Dean didn’t answer with words. He simply nodded his head forward, gestured to the package in his package.
Misunderstanding him she replied, ‘I’ll do whatever you want, if you just tell me where it is.’
Safe inside with the door shut, he clarified.
‘Get it out. Give it to me now.’
He studied her; she was a harrowing sight. Her tongue kept licking at her lips, but it was her eyes that panicked Dean. At first, he thought it a trick of the light. But no, they had sunk deep into their sockets, darkened by webs of crimson, veins pulsing like worms beneath the surface.
‘Are you okay?’ The best he could manage.
‘No, I’m not fucking okay. I don’t know what you’ve done to me, but I want to kill myself, not because I’m depressed. Depression would be a walk in the park compared to this. No, to shut the fucking thoughts up. They hurt. Why do they hurt, Dean?’

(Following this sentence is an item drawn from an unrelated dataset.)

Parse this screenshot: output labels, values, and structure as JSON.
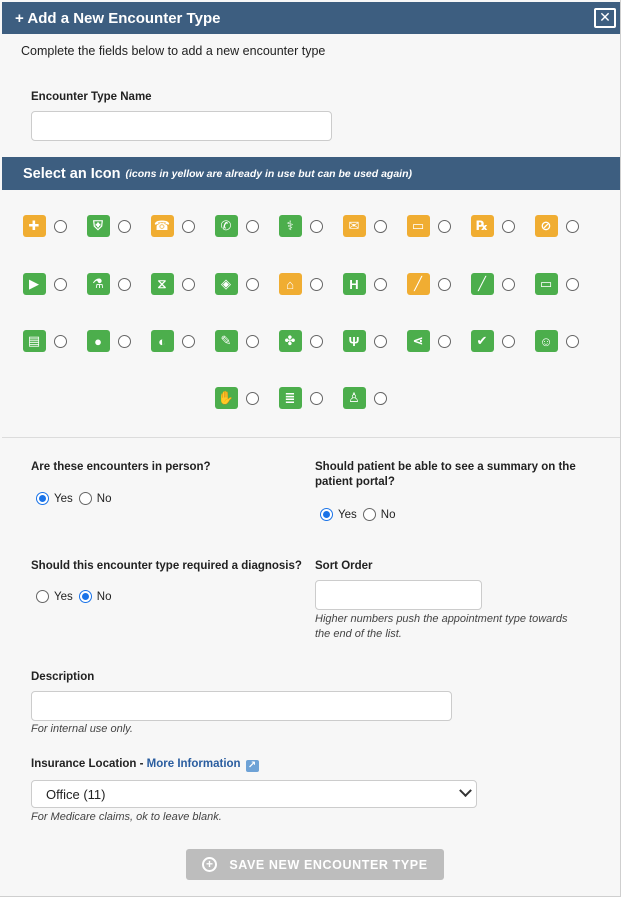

Without saying a word and never taking his eyes off her flickering flesh, Dean shoved his hands down his pants and produced the button. It was warm. It was damp. He flicked a pube from it before placing it in her clammy palm.
She pressed it.
A moan slipped out of her, not sexual, but medicinal, like soothing a burn. She stepped back, then again, like a headrush from a cigarette, until the shoe cabinet ushered her down. Slumping until her chin rested on her chest, she went still. Hand’s splayed and leg’s parted like the red sea, she didn’t look up, didn’t speak. Dean wasn’t sure she was breathing. Her head sagged and the button lay next to her. It was only when he made a move toward it, did she spark into life. Her quiet, imperceptible breaths became big hulking gasps of air.
‘Do not touch it.’ She snatched it up and pushed the button another three times.
When she was finished, she had a smile as wide as a rainbow and the rings around her eyes started to fade, the worms burrowing deep. Her mouth felt sugary and happy. Now her eyeballs had a wet glassy sheen to them like someone had forgotten to rinse the suds off.
Izzie was back. Isabella had been banished. But John, he was coming.